A deal with Trump could lead them to force voters, who perhaps have not looked as far ahead in the Brexit game as they should have, to accept a set of measures which, far from being anti-elitist, are as pro-elite as it is possible to imagine. One can consider here Jacob Rees-Mogg’s recent statement about Indian health and safety standards being appropriate for the UK.
This raises the issue of the leaders of Brexit being true believers in an extreme pro-corporate, anti-environment, anti-workers agenda, about which they have just not been open with their voters.
The alternative (and it is not an either/or question) is that the people and institutions involved may be compromised – in other words, they simply are not batting for Britain.
How can one claim this about a government so keen to wave the Union Jack? The very public ‘patriotic’ face seems to belie a policy stance that is quite the reverse (a ‘minister of the Union’ Prime Minister who seems bent on annoying Scotland).

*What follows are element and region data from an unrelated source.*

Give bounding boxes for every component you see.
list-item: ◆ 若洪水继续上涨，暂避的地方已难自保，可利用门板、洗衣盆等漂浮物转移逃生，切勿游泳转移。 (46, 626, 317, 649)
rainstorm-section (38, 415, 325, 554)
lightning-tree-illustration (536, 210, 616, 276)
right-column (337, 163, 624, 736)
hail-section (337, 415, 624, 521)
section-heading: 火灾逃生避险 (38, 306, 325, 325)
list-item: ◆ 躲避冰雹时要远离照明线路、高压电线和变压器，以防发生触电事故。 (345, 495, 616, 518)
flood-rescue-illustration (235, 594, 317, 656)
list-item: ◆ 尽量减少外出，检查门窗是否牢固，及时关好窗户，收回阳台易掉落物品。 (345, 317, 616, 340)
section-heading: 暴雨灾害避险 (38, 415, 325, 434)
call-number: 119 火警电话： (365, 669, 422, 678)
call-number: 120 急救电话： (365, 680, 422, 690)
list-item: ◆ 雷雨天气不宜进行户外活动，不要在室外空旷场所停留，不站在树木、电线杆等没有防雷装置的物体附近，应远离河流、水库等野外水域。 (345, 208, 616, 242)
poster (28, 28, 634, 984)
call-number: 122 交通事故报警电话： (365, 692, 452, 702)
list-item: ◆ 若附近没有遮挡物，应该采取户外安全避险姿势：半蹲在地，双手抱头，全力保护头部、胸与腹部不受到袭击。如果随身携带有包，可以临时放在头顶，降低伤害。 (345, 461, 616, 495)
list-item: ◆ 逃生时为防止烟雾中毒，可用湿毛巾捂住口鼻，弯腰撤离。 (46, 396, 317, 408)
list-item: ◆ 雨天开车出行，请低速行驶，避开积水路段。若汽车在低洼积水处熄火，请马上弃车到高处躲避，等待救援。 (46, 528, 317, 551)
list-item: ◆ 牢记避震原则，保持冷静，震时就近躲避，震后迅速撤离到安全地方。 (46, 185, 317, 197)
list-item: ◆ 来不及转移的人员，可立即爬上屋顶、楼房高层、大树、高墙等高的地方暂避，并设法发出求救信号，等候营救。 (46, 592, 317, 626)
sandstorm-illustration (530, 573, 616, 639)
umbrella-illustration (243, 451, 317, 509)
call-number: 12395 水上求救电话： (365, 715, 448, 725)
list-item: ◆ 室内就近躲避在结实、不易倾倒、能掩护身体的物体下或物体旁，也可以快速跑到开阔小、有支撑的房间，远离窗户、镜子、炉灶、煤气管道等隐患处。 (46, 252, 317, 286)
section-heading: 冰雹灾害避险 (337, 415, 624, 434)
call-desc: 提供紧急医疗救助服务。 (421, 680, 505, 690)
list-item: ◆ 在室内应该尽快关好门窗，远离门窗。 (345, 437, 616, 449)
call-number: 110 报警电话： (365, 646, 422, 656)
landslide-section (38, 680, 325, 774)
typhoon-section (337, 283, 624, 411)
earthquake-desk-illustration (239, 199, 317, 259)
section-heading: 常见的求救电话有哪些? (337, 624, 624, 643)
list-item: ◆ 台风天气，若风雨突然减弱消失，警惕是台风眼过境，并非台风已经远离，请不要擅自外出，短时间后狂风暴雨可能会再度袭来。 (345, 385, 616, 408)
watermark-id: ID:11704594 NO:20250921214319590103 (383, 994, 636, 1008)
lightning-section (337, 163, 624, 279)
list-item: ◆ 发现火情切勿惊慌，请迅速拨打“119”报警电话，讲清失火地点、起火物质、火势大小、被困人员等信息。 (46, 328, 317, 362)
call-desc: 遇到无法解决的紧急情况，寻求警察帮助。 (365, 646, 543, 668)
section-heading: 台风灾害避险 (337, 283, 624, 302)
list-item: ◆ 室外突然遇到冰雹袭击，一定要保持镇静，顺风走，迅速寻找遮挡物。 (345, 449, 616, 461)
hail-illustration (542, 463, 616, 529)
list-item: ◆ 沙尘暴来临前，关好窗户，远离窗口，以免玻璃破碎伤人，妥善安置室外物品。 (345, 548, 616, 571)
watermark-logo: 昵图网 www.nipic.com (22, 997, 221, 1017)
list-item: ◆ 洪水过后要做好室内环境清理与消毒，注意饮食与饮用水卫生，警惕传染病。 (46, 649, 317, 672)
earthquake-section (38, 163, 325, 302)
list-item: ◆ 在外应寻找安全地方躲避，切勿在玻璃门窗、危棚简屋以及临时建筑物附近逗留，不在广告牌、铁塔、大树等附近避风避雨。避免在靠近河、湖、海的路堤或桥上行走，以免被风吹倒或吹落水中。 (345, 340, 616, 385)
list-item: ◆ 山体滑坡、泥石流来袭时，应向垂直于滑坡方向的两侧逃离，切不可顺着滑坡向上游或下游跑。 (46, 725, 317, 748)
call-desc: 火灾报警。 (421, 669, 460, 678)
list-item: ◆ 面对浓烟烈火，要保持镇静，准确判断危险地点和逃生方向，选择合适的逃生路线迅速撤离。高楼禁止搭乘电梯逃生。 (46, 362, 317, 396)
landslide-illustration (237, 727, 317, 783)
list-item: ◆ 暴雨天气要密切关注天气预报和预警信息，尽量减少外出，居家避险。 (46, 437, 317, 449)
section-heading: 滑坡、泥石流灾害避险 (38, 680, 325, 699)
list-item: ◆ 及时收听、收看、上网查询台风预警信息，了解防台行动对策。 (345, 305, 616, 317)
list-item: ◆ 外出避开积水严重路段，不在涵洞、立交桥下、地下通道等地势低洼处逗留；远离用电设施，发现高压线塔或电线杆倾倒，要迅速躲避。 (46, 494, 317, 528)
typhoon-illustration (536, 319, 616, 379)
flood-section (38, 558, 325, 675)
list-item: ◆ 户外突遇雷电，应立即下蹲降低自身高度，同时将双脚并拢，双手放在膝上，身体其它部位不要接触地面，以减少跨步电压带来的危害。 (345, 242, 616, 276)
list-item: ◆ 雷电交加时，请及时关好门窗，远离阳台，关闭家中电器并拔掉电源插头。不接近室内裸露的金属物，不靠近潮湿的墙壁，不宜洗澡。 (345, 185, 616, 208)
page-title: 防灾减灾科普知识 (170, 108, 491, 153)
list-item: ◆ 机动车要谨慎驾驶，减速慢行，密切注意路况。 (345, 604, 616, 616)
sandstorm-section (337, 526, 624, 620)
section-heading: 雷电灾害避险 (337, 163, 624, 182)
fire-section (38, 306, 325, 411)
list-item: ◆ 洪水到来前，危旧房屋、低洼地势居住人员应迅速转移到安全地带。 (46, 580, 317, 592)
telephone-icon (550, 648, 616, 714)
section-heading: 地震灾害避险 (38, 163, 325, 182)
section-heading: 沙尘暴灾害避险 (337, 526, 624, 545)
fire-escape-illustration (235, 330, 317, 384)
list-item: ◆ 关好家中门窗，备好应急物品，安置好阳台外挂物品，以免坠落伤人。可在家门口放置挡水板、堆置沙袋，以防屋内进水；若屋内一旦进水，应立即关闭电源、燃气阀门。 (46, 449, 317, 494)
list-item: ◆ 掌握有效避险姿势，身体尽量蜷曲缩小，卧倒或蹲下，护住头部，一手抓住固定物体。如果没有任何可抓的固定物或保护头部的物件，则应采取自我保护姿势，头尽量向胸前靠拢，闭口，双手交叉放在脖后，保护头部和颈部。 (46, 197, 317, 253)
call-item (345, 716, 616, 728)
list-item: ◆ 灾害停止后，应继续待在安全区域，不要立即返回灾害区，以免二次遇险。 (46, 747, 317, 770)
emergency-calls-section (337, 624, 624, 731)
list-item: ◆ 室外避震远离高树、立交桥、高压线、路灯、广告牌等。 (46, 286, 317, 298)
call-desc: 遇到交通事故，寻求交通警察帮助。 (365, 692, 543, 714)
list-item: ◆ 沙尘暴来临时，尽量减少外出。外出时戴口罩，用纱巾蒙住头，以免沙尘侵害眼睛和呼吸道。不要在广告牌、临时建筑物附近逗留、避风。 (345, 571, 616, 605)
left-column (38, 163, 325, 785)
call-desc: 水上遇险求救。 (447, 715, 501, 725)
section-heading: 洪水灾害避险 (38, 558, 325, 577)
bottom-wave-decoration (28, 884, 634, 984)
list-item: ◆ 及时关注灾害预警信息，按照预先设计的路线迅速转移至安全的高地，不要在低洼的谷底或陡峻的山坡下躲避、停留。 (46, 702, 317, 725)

So where does this discussion lead us? We can perhaps set the problem up as a game with two steps: first the UK and EU decide upon their relationship, and then, subject to that, the UK and USA may sign a trade deal (contingent upon Congressional approval – which is far from guaranteed).
The linkage of the two steps is central:
a) If the UK remains in a permanent Customs Union with the EU, then the USA will be unable to sign a deal independently with the UK, but may return to negotiating with Europe (which will result in more compromises over environmental and health and safety standards than the US might like);
b) The same applies, at least in the short-run, to the agreement which Theresa May tried to get through;
c) The Canada-style FTA agreement with Europe, which the UK Brexiters desire, but which is not on the table, would allow the UK to sign its own FTA and mutual recognition agreements with the USA (but once we did so, a hard border within Ireland would almost certainly be necessary, and there would also be more checks and barriers in trade with mainland Europe, due to rules of origin and enforcement of European bans on chlorinated chicken and the like);
d) A no deal Brexit might actually create the kind of situation where the UK might sign a separate deal with the USA quickly, without allowing much internal discussion of the controversial terms.
If we end up in the ‘d’ situation, the ‘libertarian’ Brexiters seem to be assuming that they may then be able to sell a US trade deal to the UK, even if it will involve UK voters accepting many cuts to standards which they would not normally do.
In other words, the Brexiters’ case seems to rely upon bounded rationality on the part of British voters: that they can be led (or misled) into accepting a hard Brexit which puts Britain in a desperate situation, and then that desperation leads voters to accept terms that they would not have done had they been presented with the whole deal in one go.
All of this seems to call for a renewed emphasis upon openness, scrutiny and democratic accountability, just at the point when, in my opinion, the British government is moving in the opposite direction.